The Abundance Puzzle
What Does It Mean To Live When Things Are Made By The Billion?
[The following appears, in a slightly different form, in a monthly newsletter I write in my job at Google Cloud. You can subscribe here.]
A few years ago, the head of a chip company told me, “This is the first time in history when you can make something and expect to sell 100 million of it.” He was talking about contracts for the chips that go in smartphones, products made by just a few companies that sell by the billions.
What he didn’t see at the time was what else that would mean — all sorts of new products that result from the new scale, perhaps including engineered telepathy.
Welcome to this month’s Speed Read, the abundance issue.
Engineered telepathy is no joke, even if it is at best several years off. Last month I saw it described in a fascinating presentation by an engineering whiz named Mary Lou Jepsen. She is a cofounder of the “One Laptop Per Child” effort to crush the cost of computers, and has also worked in cutting-edge display design at Google X and Facebook. Now she runs a company called Openwater, which aims to crush the size and cost of magnetic resonance imaging, or MRI, machines by 1000 fold. And maybe solve this telepathy thing.
Here’s how it works: Red laser light easily and harmlessly passes through flesh. Using smartphone components like cheap laser chips used for facial recognition in smartphones, along similarly cheap with cloud computing and Artificial Intelligence algorithms, Openwater plans to look at blood flows in places like the human brain or breast. Since tumors use a lot of blood, they show up as big anomalies.

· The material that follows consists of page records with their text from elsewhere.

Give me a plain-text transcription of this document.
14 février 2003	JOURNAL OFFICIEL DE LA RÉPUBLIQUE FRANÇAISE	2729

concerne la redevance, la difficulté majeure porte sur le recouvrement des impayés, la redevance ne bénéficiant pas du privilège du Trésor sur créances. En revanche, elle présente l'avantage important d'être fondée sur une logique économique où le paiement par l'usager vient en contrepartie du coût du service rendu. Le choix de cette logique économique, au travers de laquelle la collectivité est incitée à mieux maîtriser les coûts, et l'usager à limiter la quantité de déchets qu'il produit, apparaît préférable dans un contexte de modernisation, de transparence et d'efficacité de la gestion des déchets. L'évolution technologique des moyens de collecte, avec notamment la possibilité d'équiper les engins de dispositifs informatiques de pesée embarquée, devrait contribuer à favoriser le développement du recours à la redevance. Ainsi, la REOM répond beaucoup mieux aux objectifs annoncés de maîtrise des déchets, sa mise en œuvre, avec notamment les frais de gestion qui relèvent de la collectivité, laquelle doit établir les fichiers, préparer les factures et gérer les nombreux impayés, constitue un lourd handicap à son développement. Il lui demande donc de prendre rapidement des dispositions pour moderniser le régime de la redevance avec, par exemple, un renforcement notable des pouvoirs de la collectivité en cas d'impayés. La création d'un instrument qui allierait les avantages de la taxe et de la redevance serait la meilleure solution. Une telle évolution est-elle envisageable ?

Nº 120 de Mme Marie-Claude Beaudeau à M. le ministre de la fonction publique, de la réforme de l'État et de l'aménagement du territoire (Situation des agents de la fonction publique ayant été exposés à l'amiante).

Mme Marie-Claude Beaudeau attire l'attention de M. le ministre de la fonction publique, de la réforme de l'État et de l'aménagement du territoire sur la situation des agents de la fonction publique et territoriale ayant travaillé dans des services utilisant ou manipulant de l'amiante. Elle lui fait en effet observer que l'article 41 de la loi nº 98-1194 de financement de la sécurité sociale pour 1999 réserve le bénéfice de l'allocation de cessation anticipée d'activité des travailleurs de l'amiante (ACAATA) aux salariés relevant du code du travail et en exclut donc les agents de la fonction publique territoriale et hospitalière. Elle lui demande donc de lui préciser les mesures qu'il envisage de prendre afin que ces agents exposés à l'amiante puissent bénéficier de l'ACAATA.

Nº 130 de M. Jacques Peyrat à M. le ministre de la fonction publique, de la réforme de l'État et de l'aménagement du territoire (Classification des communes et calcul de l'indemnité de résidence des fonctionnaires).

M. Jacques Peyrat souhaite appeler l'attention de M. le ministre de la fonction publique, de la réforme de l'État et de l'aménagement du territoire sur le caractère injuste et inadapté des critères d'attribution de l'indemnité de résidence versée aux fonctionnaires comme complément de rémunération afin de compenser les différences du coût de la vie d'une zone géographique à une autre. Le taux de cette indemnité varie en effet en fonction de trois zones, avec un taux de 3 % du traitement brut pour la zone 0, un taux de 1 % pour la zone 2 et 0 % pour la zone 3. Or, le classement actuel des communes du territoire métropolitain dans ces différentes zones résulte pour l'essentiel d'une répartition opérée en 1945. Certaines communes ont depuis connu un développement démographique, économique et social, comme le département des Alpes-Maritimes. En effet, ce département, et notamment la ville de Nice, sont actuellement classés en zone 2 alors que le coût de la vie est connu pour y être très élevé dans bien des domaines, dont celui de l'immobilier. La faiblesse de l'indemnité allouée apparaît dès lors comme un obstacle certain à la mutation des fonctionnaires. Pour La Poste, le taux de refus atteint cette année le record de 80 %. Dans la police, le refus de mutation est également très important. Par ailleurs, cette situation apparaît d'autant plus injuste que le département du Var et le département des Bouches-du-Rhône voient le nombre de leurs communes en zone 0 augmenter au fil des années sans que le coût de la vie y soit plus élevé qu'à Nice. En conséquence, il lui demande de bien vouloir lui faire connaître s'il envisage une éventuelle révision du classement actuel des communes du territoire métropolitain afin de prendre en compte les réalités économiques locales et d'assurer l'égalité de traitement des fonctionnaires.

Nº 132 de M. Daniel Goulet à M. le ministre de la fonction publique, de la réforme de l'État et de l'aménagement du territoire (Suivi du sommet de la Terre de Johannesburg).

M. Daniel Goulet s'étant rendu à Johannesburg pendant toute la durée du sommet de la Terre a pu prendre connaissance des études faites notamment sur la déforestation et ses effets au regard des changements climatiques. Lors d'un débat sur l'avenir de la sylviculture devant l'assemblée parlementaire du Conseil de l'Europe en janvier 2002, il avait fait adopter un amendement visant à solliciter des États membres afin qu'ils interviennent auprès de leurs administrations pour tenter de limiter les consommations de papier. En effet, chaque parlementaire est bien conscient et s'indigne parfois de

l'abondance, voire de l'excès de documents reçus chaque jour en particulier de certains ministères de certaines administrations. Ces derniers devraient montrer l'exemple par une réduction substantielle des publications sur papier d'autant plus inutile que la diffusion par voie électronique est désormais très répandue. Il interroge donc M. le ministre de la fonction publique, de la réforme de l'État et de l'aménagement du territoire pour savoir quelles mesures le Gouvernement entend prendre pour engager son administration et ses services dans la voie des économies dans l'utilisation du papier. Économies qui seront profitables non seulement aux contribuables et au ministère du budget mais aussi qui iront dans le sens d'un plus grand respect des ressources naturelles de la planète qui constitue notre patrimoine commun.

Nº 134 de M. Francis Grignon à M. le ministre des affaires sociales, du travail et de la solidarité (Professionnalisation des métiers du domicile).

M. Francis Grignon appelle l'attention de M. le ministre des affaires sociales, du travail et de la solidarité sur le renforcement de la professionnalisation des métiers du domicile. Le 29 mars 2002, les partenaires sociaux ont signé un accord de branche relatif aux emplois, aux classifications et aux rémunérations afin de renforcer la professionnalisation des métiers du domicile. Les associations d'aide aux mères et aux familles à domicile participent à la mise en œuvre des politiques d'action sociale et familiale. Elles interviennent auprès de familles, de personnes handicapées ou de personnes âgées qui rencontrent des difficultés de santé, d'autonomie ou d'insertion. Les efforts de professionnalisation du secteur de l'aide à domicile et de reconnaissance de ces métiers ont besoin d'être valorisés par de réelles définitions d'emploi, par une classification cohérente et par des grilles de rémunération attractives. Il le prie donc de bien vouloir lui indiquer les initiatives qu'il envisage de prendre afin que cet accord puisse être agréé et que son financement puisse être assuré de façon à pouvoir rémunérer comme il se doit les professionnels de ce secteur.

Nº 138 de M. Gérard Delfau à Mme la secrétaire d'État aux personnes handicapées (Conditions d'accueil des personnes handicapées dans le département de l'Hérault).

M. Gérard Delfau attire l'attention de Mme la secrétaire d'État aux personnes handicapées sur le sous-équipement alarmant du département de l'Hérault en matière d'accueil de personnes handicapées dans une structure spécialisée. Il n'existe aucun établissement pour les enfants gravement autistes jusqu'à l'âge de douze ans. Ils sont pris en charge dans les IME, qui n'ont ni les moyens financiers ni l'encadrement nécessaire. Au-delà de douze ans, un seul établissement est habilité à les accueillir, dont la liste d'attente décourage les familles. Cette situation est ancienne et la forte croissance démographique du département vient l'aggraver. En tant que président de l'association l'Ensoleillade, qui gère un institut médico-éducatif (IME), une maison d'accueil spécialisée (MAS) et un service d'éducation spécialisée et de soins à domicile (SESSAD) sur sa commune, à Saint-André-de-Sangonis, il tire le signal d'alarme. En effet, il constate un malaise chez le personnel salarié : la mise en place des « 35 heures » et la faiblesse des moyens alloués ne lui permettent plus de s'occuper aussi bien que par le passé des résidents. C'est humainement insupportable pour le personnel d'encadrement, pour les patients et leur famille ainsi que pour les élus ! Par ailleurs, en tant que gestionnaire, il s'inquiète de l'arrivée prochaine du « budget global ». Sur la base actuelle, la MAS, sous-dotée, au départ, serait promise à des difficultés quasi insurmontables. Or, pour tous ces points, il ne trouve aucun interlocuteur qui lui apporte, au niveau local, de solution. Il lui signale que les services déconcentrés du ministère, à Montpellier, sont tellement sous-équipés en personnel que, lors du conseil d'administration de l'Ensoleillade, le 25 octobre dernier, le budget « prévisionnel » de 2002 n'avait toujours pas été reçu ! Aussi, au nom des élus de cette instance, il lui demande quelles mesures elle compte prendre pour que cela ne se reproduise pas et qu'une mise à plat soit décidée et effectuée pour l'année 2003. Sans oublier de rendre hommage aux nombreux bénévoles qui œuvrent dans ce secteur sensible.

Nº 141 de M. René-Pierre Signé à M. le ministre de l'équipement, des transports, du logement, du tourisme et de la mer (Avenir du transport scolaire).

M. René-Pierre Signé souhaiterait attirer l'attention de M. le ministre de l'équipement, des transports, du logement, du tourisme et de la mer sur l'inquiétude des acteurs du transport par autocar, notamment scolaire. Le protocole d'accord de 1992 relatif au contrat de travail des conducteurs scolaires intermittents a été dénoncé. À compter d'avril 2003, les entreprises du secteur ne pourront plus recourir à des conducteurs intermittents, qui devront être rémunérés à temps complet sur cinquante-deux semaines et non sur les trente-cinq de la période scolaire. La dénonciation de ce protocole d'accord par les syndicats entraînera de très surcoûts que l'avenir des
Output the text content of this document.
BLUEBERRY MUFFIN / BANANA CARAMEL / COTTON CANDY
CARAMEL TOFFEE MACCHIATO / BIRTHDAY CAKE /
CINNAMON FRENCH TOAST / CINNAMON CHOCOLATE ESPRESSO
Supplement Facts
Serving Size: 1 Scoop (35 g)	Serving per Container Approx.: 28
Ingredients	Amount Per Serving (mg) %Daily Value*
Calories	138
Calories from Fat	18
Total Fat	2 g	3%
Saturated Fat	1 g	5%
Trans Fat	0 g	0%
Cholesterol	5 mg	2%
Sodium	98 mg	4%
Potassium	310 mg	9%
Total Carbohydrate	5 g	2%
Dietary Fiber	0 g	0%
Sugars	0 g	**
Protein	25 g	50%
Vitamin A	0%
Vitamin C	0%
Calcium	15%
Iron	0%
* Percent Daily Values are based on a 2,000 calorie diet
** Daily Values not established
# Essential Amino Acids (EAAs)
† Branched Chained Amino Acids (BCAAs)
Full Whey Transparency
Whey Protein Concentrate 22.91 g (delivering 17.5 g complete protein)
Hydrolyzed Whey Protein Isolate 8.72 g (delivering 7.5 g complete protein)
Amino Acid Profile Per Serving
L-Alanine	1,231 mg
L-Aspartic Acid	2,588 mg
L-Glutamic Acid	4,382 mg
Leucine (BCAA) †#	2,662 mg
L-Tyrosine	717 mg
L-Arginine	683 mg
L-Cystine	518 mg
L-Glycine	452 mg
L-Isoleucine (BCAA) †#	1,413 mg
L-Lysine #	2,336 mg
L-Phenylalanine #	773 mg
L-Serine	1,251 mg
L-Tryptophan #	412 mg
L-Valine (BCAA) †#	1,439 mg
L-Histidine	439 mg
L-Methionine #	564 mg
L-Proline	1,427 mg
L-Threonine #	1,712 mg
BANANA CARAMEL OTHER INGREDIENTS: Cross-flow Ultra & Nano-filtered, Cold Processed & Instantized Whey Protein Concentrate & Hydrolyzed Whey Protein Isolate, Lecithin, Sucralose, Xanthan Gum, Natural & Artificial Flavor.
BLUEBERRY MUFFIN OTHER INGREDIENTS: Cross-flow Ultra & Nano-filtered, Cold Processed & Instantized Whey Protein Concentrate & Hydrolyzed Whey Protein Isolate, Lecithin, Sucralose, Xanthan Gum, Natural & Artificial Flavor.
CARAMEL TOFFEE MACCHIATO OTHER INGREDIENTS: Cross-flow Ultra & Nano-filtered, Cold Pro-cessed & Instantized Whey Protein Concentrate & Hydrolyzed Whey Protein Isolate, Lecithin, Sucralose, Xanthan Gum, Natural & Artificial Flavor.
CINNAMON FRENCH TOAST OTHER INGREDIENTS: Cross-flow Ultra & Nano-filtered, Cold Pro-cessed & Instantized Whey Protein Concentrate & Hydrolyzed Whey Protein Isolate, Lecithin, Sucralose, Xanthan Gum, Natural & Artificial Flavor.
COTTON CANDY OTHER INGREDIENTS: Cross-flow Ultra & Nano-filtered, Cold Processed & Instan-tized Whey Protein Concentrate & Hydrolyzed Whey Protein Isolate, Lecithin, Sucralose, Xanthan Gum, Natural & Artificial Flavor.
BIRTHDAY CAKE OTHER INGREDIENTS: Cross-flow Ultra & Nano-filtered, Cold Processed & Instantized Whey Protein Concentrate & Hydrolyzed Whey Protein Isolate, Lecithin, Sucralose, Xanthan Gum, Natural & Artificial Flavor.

If the costs really are low, it might be possible to monitor the development of a tumor with this new fangled cheap MRI in a cap or a sports bra, rather than going in for vastly more traumatic surgery. And, as fidelity improves over the decades, look at the flow of blood into various speech and image processing centers and eventually read minds. This is already done on very crude levels.
There’s more to it, and you can listen to Jepsen’s talk here. For our purposes, the thing to think about isn’t mind reading, it’s the strange new level of innovation that is being created by cheap and abundant processors, cameras, and other technical goodies created by our global involvement with technology.
When you can sell 100 million or more of something, particularly for demanding, low margin/high scale businesses, peeling off another 100,000 units for the telepathy thing (or camera doorbells, or speech-parsing home devices, or new screens and data storage on all kinds of things) is almost a trivial exercise. And engineers looking at these components are limited only by their imaginations.
So, the question becomes, what else is cheap, at scale, and ready to be developed? All kinds of things.
Data and data storage, for one, as these sensors connect to various clouds to do some of the heavy computation required by their new products. The data is cheap, abundant, and potentially connected to other data for new insights (Jepson talked about “streaming healthcare” as we begin to model the complexity of a human body moving through space and time).
Possibly specialty chips, particularly the Graphical Processing Units (GPUs) and TensorFlow Processing Units (TPUs) that power much of AI. As AI becomes part of everyday life (it’s already in your Google searches, parts of your phone, and in your home device experiences), that demand will also move high enough that chips will become something to hack with.
Most interesting: geniuses. You may have heard of Battushig Myanganbayar, a kid in Mongolia who at the age of 15 aced MIT’s online course in circuits (he’s now a researcher at that university). Even 10 years ago, and for all time before, it’s likely that a Battushig would have had an impossible task taking his genius to the world. Einstein wasn’t just smart; he was lucky to be in Zurich, with access to publishing. In our connected, 100 million of something world, the inventory of geniuses will almost certainly skyrocket.
What else might go up to planetary scale, then become cheap and utile enough to be repurposed? Solar panels have done a nice job in terms of getting cheaper and more efficient, and there are probably other low-impact ways of powering devices. Genetic engineering will probably create new materials at a cheap and scalable rate (though spider silk in goat milk still hasn’t done much).
Going back to one of my running themes — the cloud, and all that’s created around it — I’d add, good ideas, and the ability to leverage them to a greater number of people. Those will certainly be more abundant. So will the other kind.
How will we sort it all? There’s still no good algorithm for taste.